Mr Cameron told journalists that immigration had fallen by about a third from the level it reached under the last Labour government when official figures suggested that net immigration ran at 250,000 a year.

The Prime Minister was speaking to journalists while on a trade mission to China. He said that it was not impossible that the target would be met but said that a fall in the number of people emigrating from the UK had made it harder to achieve.

He said: “I made the pledge of trying to get net migration down to the tens of thousands, rather than the hundreds of thousands, on the basis that actually over the previous period migration flows within Europe have been relatively balancing out when it’s been migration from outside Europe that’s been topping up the numbers”.

The tens of thousands target seemed to have come about after Mr Cameron was interviewed on the Andrew Marr Programme on BBC1 on Sunday 10th January 2010. He told Marr, “We would like to see net immigration in the tens of thousands rather than the hundreds of thousands. I don’t think that’s unrealistic”.

The target has been criticised by many business groups because it makes no distinction between different types of immigration. International students, for example, who contribute a great deal of income to the UK economy, are included in the figure. UN guidelines state that students should be included as ‘permanent migrants’ because, for the period of their studies, they hold long term visas in the country where they are studying. When they leave, they are included in the emigration statistics. Therefore by reducing the number of overseas students that are granted Tier 4 student visas, the government can artificially cut the immigration figure.

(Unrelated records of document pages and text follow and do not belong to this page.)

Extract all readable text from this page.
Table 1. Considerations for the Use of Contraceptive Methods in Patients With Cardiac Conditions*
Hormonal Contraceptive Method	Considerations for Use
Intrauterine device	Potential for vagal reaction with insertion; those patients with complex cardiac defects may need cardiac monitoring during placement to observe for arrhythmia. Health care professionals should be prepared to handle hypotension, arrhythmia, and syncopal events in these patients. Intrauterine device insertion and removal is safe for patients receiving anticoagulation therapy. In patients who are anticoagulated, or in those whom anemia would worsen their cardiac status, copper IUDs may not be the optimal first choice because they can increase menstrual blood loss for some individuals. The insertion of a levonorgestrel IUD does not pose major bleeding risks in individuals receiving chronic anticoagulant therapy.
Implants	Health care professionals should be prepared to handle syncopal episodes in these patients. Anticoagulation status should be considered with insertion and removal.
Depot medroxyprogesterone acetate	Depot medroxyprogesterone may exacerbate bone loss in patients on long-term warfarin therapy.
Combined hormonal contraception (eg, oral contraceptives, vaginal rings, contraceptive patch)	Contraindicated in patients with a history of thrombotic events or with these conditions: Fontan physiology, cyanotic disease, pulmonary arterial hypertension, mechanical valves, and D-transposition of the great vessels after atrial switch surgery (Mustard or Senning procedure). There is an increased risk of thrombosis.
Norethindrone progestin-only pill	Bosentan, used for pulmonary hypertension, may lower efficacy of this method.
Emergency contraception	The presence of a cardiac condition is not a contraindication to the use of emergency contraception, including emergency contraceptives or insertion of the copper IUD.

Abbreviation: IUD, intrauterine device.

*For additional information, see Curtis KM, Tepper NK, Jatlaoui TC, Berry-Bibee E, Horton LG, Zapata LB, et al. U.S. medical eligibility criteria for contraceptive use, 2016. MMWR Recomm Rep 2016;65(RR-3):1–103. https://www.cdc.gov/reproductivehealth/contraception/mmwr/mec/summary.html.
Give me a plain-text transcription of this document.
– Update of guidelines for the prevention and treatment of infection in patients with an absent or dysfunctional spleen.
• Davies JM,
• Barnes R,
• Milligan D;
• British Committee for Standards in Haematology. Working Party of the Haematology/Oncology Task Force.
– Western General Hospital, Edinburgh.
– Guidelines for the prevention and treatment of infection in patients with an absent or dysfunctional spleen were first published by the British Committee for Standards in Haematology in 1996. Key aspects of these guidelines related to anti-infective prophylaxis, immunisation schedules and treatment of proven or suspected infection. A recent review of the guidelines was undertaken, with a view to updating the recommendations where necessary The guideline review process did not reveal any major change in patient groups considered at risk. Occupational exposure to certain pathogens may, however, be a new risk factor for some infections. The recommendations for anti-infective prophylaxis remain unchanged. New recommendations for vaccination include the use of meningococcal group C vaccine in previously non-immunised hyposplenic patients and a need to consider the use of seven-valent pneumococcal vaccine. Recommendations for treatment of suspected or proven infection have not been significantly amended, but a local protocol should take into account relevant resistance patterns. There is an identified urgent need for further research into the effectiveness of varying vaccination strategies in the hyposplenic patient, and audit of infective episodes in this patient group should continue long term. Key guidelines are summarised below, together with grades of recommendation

Critics of the target argued that it could not be met without causing significant damage to the UK’s economy by preventing international students with Tier 4 visas as well as skilled workers with Tier 2 (General) visas from coming in.

A report from academics at University College London published in November 2013 criticised the target as “neither a useful tool or a measure of policy effectiveness”. In their report, Professor John Salt and Dr Janet Dobson said that the government had put itself in a difficult position by coming up with the tens of thousands target because it was now bound to pursue it even if it was damaging the country.

They wrote: “having publicised the target, a government is under pressure to prioritize its achievement over other considerations which may be in the national interest or the interests of individual citizens and to act hastily to reach it within the promised time-scale”.

They also said that the UK would be better advised to follow an immigration policy not predicated on a single immigration figure but rather “one which strikes a balance between minimizing the economic and social costs of migration while maximising the benefits”.

The report recommended: ‘If governments wish to set targets for non-EEA immigration, they should be based on estimates for different migration streams – labour, student, family and asylum, each perhaps broken down into component parts, rather than a single overall figure to be met regardless.” Mr Cameron has promised to continue to attempt to reduce the net immigration figure to below 100,000.